Tuesday, April 1, 2008

Islamofobia, Heterofobia Barat

Selasa, 1 April 2008 - 08:04 wib

Every contact between the occupied and the occupier is a falsehood (Frantz Fanon,1989)

Prasangka dan kebencian berlebihan terhadap Islam, Islamofobia, kian merebak di Barat, yakni Amerika dan Eropa. Meski perkembangan Islam cukup signifikan, tetapi arus perkembangan tersebut kerap dimaknai sebagai "tsunamiisasi" yang berbahaya.

Adalah politisi sayap kanan Belanda, Geerts Wilders, pemimpin Freedom Party, yang setidaknya saat ini sedang sinis dengan Islam. Alquran dia sebuat sebagai sejenis Mein Kampf yang menelurkan fasisme. Ia mengulangi apa yang dilakukan mendiang sutradara Van Gogh, bahkan lebih dari sebuah provokasi, yakni film anti-Islam berjudul Fitnayang dikhawatirkan bisa membuat protes dan kemarahan di dunia Islam.

Seorang keturunan Maroko membunuh Van Gogh karena film yang ia buat berisi "hujatan" atas Islam. Kartunisasi Nabi Muhammad di Denmark juga sempat membuat gerah cukup lama hubungan Islam dan Barat. Paus Benediktus XVI pun menyesali kuliah umumnya di Aula Magna, Universitas Regenburg, Jerman, yang mengutip pernyataan kaisar Bizantium mengenai identifikasi Islam dengan pedang, pada 2006 yang lalu.

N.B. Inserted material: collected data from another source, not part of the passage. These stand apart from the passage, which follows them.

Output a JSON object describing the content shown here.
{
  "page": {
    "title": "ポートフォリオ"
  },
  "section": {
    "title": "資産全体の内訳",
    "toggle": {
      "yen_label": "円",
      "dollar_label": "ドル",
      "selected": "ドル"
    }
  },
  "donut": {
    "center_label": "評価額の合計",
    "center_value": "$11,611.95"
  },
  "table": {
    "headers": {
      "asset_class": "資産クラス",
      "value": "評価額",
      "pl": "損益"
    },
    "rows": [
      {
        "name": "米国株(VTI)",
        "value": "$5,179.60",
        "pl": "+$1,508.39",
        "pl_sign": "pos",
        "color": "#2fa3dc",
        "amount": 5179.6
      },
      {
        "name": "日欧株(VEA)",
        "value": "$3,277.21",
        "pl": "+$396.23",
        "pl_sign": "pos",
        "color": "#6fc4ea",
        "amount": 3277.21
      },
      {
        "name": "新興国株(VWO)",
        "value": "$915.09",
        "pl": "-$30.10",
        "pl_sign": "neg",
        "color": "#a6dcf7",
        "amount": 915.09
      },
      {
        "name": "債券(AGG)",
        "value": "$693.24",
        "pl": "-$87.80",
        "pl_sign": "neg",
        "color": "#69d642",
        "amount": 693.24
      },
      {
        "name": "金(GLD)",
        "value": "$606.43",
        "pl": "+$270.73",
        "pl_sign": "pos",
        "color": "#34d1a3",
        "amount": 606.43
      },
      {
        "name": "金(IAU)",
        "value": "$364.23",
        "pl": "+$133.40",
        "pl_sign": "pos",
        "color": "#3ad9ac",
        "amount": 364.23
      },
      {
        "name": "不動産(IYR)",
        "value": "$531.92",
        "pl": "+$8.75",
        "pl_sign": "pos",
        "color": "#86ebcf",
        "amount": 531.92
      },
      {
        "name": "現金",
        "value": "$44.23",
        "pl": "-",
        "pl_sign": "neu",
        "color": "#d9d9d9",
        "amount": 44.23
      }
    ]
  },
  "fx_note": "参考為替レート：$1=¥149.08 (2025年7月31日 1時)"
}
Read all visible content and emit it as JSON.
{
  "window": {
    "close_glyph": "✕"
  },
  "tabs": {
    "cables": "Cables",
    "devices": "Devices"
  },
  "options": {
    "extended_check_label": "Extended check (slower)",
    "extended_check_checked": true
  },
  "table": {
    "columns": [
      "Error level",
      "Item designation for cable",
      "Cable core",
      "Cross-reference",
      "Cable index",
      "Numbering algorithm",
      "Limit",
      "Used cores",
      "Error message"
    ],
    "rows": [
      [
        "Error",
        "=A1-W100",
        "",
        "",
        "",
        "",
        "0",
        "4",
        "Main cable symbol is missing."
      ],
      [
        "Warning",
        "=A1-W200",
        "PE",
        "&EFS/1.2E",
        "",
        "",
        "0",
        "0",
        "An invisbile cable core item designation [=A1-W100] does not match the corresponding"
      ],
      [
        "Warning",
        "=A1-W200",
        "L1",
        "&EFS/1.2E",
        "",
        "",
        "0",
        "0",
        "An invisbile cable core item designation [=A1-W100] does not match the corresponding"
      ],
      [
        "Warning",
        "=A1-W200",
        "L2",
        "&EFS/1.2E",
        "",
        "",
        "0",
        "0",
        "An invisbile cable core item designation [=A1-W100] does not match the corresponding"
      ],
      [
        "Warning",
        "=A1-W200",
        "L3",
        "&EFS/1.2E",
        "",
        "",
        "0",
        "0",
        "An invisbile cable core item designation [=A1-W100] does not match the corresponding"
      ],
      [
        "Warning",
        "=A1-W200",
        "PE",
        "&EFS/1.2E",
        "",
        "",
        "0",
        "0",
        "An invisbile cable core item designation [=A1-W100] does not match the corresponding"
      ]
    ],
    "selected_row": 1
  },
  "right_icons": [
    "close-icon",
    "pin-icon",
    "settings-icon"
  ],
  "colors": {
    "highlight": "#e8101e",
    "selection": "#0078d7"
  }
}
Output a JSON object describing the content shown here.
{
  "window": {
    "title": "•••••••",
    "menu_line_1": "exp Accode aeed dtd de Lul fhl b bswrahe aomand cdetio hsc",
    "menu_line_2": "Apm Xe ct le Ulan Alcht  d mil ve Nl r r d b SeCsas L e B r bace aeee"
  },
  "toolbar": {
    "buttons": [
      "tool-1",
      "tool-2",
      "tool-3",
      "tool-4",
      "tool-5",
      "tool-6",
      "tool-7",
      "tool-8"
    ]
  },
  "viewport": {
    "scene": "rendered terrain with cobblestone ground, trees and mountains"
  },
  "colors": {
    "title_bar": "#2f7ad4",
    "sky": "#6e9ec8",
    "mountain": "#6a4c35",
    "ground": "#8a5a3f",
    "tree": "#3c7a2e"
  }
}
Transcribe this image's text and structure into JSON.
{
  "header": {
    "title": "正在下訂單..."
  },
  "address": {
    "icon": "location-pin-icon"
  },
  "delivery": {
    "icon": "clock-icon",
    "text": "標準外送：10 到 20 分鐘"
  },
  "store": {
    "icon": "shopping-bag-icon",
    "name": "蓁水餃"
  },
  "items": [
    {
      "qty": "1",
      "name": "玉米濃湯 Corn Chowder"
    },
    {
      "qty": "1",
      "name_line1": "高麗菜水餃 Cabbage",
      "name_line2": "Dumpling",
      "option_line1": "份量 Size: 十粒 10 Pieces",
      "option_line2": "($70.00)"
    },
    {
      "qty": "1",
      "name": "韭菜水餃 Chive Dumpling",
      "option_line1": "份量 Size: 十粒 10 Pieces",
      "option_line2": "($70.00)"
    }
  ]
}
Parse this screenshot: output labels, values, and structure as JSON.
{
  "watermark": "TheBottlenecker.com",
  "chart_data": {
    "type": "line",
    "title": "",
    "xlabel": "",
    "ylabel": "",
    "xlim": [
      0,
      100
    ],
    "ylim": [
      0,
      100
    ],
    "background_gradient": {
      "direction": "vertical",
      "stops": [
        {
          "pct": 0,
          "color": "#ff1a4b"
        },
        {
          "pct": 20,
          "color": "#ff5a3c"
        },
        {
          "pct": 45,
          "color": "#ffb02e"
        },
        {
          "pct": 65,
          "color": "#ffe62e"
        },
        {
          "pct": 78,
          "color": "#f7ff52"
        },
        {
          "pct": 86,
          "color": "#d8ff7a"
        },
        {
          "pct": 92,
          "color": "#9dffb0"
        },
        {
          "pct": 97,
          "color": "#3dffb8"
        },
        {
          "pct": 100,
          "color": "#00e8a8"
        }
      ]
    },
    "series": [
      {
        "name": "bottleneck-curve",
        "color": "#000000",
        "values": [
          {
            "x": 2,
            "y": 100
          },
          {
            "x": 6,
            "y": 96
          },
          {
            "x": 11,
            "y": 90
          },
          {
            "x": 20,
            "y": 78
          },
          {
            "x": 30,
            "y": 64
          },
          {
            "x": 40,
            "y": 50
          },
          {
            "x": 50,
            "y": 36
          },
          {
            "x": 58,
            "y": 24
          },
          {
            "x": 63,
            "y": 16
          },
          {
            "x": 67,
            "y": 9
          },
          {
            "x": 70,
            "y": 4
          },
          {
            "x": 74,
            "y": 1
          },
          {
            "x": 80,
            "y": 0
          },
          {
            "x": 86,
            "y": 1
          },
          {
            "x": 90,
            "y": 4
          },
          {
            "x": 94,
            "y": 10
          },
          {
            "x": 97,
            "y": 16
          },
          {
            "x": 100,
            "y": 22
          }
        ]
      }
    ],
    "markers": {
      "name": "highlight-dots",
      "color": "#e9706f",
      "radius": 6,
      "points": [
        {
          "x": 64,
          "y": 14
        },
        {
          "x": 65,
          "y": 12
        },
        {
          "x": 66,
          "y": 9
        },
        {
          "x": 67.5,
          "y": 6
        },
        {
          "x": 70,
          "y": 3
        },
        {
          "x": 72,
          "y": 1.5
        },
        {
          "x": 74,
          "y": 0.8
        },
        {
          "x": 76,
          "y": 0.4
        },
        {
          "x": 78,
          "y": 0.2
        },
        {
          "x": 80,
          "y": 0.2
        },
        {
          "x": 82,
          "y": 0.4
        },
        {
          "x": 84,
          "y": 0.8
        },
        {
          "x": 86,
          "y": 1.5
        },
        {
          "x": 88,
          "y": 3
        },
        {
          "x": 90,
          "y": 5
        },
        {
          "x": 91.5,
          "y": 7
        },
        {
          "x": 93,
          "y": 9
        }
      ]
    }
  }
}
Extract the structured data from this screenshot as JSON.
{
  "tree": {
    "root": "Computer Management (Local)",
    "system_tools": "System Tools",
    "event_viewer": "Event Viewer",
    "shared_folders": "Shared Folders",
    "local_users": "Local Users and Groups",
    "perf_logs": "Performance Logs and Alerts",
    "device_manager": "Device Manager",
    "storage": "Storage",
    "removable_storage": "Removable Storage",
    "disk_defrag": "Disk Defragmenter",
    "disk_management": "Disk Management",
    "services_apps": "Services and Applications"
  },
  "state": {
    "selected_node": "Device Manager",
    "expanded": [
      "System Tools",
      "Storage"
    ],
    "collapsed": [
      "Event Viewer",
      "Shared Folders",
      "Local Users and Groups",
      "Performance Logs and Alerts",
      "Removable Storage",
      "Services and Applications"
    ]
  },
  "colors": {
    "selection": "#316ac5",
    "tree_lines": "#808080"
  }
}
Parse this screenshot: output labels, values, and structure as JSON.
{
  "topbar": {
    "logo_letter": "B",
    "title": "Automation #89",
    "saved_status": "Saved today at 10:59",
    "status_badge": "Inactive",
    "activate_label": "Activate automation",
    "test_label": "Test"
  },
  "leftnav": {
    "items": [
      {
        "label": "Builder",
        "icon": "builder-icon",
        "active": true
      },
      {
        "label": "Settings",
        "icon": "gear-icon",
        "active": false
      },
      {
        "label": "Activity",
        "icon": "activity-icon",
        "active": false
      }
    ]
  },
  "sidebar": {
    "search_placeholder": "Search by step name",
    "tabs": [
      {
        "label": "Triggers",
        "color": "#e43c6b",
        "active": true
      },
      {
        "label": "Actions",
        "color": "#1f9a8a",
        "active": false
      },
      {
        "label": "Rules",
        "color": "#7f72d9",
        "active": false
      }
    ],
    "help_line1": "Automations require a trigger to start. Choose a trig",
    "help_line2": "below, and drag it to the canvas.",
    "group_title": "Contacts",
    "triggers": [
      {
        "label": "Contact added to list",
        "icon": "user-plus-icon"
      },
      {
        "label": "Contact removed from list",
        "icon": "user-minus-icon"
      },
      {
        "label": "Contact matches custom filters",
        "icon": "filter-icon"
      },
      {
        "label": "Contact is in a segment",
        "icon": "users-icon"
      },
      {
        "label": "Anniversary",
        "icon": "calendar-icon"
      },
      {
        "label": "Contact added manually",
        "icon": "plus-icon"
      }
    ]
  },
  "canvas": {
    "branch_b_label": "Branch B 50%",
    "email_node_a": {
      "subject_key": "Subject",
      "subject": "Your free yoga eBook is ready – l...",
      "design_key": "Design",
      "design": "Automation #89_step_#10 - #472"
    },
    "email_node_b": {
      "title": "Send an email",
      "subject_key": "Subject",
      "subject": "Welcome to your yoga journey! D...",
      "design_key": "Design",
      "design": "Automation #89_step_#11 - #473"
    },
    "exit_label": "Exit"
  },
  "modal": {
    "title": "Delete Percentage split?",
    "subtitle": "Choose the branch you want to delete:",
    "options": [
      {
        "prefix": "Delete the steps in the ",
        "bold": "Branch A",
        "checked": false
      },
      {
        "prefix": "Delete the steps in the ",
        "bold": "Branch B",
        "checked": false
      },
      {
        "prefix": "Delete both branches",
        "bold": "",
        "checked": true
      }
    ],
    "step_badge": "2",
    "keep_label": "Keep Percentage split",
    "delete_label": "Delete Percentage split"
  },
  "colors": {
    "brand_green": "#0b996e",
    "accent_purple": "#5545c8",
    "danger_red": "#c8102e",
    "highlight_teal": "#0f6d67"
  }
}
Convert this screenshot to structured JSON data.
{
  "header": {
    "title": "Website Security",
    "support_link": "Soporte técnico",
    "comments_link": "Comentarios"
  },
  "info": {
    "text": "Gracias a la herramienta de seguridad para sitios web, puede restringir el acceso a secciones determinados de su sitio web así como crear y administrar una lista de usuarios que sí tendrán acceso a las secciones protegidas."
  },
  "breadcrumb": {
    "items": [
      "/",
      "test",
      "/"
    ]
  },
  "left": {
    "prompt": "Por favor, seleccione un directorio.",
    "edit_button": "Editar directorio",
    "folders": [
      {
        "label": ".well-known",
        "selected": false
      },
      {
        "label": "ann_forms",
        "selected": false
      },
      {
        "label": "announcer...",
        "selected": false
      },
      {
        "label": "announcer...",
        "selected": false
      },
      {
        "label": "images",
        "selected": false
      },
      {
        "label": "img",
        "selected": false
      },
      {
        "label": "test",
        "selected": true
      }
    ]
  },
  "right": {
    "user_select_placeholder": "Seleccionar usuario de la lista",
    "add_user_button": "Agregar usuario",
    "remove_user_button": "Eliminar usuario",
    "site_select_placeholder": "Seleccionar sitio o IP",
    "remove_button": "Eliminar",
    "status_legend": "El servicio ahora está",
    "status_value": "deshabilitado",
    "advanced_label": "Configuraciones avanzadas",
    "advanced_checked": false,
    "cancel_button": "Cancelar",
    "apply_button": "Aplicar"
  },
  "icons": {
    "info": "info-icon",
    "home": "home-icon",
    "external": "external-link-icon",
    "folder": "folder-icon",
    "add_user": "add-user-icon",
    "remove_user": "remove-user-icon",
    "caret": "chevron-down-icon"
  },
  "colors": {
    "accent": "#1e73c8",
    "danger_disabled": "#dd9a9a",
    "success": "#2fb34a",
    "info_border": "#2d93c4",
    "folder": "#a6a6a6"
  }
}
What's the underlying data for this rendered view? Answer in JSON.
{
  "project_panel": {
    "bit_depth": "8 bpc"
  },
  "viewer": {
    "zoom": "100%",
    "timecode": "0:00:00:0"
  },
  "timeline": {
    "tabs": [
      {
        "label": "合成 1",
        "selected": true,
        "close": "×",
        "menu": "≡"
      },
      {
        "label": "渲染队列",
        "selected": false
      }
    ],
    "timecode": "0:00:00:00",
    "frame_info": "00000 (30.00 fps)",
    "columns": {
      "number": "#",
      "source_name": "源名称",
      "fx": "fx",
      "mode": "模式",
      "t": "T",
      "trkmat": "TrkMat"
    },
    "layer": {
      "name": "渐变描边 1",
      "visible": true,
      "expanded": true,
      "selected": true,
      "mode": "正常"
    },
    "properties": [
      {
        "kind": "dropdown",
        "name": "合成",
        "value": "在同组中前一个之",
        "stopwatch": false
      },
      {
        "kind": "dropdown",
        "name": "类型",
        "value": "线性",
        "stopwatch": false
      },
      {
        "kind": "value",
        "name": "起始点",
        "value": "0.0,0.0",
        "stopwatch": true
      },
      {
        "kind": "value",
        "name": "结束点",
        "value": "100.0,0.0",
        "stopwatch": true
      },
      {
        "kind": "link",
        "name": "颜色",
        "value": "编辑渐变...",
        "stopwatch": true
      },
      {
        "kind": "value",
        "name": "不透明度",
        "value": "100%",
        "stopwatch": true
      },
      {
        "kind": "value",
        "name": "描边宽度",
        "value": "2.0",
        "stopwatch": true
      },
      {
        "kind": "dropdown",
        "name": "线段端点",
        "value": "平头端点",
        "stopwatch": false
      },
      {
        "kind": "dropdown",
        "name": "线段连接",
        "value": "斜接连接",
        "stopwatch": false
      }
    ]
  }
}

Kini, sang Paus sedang aktif menggalang dialog dengan pemimpin dan ulama Islam. Sedianya, Paus menjadi tuan rumah November tahun ini. Roma akan menjadi saksi dialog Katolik-Islam dalam menanggapi isu-isu kontemporer. Sebagai gejala global, Islamofobia yang membuat citra dan geopolitik dunia Islam cenderung tidak membaik, utamanya pasca-11 September, menjadi momok yang sangat menakutkan.

Tidak salah jika Organisasi Konferensi Islam (OKI) pada pertengahan Maret lalu membuat laporan tentang First Observatory Report on Islamophobia, May 2007- March 2008, yang menelisik dengan sarat data kontemporer dan kecenderungan yang tidak membaik.

"Liyan" yang Dibenci

Gejala Islamofobia bukan letupan yang sesekali terdengar. Fobia ini sudah mengurat akar dalam masyarakat Barat.Gejala ini merupakan dampak dari waham buruk terhadap Islam yang sudah dipupuk amat lama, sejak Perang Salib berkobar.

Kritik diskursus yang dilemparkan Edward W Said (1979) menjadi benderang untuk menelisik akar yang menghujam dalam kesadaran Barat. Semangat kajian Islam yang telah dilakukan berabad-abad, yang sejak awal hanya dibatasi kawasan Mediteranian atau Timur Dekat, tidak didasarkan pada klaim ilmu pengetahuan yang objektif dan jujur.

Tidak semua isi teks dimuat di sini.